The mission, which is run through the World Medical Mission of Samaritan’s Purse, aims to help 80-100 patients across southern Sudan to correct their cleft lip/palate and improve their quality of life. 

In Sudan, people with cleft lip/palate are faced with a stigma that accompanies their condition. They are often ostracized by their families and communities and are forced to lead a solitary lifestyle. During the past two years, the organization has performed cleft palate and lip surgery on 119 patients, according to Samaritan’s Purse.

“This will be the third time Samaritan’s Purse will send doctors to Southern Sudan to work on cleft lips, but the first time they will do surgeries for cleft palates,” said Alison Geist of Samaritan’s Purse. 

In total, there are seven doctors, one each from Wisconsin, Virginia, Texas and South Carolina and two physicians from North Carolina, including Plyler. 

“I am a physician and I had my own private practice for 15 years,” said Plyler, who now serves as Medical Advisor for Disaster Response for Samaritan’s Purse.

“As soon as I finished my residency fifteen years ago, I volunteered with World Medical Mission. Once a year they would send me on a volunteer assignment to a hospital around the world, and when the 2010 earthquake in Haiti occurred, I got really heavily involved. I knew that I would dedicate my career to medical missions.”

Sadly, a lot of the patients for this mission will be adults, so they have lived with the defect and the stigma that comes with it for their entire lives.

“In the third world these people are completely ostracized,” Plyler said. “A lot of Sudanese think that these people are cursed, so they are even rejected by their families.
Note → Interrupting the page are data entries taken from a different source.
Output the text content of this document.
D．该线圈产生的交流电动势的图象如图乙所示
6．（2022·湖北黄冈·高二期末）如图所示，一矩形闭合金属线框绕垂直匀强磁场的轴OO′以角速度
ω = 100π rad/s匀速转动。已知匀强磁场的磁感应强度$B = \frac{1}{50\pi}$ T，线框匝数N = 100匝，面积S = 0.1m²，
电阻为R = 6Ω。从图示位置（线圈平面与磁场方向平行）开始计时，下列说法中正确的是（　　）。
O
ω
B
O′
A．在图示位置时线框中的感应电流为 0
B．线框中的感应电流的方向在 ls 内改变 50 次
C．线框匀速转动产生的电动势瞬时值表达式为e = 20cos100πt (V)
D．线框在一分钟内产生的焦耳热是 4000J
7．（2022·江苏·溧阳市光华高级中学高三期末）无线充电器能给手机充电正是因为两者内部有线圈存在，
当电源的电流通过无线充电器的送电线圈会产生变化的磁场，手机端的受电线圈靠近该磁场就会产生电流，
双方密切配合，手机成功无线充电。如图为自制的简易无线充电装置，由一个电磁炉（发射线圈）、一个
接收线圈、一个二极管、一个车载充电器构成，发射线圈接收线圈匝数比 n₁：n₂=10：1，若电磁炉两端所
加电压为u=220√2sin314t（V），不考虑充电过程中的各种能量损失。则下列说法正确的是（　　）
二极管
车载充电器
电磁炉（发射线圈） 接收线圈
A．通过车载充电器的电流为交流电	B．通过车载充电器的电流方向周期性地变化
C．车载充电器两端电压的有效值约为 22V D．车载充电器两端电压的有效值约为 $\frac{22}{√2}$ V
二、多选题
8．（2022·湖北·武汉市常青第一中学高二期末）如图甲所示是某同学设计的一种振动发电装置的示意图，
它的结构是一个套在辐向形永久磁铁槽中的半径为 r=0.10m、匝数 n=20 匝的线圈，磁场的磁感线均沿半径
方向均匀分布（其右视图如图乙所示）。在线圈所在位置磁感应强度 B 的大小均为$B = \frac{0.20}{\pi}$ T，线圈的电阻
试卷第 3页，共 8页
This is a life changing procedure for them, a chance of a lifetime.”

The team of physicians, including Plyler, three, surgeons, two ear, nose and throat surgeons and one plastic surgeon, could not complete their mission without the help of others.

“I want to give credit to two nurses: Beth Thompson on the State’s side and Karen Daniels in Southern Sudan. Really, they have done all of the logistical work to make this happen.”

A volunteer since 2007, Plyer is excited to help others who otherwise might not get the care that they need.